Quatre ans se sont écoulés depuis le dernier album en collaboration entre Ulrich Schnauss et Jonas Munk, l’exquis et éthéré Passage. Après presque trois ans de travail entre d’autres projets musicaux (Schnauss travaillant dans Tangerine Dream et Munk enregistrant avec Causa Sui, Billow Observatory, Nicklas Sorensen, et en solo), les deux magiciens du studio ont sorti leur suite, Eight Fragments Of An Illusion.
Tout en conservant la luminosité de Passage, Eight Fragments Of An Illusion est plus onirique et effervescent que son prédécesseur. Il arbore, en effet, poids émotionnel dans ces morceaux, comme si l’univers poussait un grand soupir et cet album en est l’interprétation musicale. Guitares, synthétiseurs et électronique se superposent en de grandes expressions, qu’il s’agisse d’amour, de vie, de réflexion existentielle ou simplement de regarder l’horizon pendant un court instant. Cet album donne l’impression de se perdre dans la brume de quelque chose de plus grand que nous.
« Return To Burlington » brille d’éloquence. Il me rappelle les premiers disques de 4AD. Il y a l’élévation de Cocteau Twins ; des capacités de musique pop cachées dans des sonorités éthérées. Ce morceau est l’équilibre parfait entre le poids électronique d’Ulrich Schnauss et les couches de guitare de Jonas Munk. C’est aussi l’un des rares titres à comporter des percussions. En revanche, le morceau suivant, « Solitary Falling », est un morceau d’ambiance mélodieux. Des murs de sons vaporeux, des guitares et des claviers créent une atmosphère vraiment émouvante.
Le morceau central est une sorte d‘épopée façon école de Berlin « Perpetual Motion ». C’est l’un de ces morceaux dont je ne me lasse pas. Des synthés bouillonnants et un rythme cardiaque komische portent ce morceau pendant près de 11 minutes. On peut y entendre certains éléments musicaux du travail de Schnauss sur les récents albums de Tangerine Dream, tandis que Munk superpose des guitares semblables à celles de Michael Rother. On pourra presque s’imaginer flotter dans l’espace en écoutant ce morceau. C’est tout simplement stupéfiant.
Ailleurs, « Narkomfin » a un côté mélancolique, presque baroque à croire que la ligne de guitare de Munk est jouée sur un clavecin jusqu’à ce qu’il nous lance dans une boucle avec une ambiance presque Dick Dale. « Along Deserted Streets » s’élèvera dans les nuages avec ses tonalités cristallines et ses couches brumeuses, tandis que « Polychrome », qui clôt l’album, termine mystérieusement sur des notes répétitives et des drones qui deviennent hypnotiques, voire psychédéliques, à la fin. Une sorte de finale de type Through the Looking-Glass.

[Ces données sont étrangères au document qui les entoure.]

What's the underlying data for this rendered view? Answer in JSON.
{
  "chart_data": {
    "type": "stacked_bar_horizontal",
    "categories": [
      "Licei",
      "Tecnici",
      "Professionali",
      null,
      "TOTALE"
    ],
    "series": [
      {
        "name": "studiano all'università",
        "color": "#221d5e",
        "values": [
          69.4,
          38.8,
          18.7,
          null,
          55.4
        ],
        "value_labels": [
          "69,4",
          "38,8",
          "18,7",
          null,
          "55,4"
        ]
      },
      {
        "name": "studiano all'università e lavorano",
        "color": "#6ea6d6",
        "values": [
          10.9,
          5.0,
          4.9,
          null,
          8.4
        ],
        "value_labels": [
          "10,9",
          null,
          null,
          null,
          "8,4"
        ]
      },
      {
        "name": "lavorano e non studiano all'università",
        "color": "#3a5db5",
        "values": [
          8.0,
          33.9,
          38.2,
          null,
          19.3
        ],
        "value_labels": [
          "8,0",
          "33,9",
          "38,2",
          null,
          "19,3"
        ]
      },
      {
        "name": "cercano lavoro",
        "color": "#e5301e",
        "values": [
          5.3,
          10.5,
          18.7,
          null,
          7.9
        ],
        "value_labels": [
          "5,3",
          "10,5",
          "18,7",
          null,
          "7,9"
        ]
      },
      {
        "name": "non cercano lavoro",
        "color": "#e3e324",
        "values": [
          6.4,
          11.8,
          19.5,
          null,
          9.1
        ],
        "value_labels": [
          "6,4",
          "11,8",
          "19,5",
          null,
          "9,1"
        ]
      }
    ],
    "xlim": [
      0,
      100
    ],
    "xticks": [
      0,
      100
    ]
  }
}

Eight Fragments Of An Illusion valait la peine d’être attendu. Ulrich Schnauss et Jonas Munk n’ont pas seulement atteint les sommets de ce qui a précédé, ils les ont dépassés. C’est un album d’une beauté éthérée, avec des couches sonores à éplucher pendant des années, ce qui nous permet de trouver plus de choses à creuser et à se perdre à chaque écoute.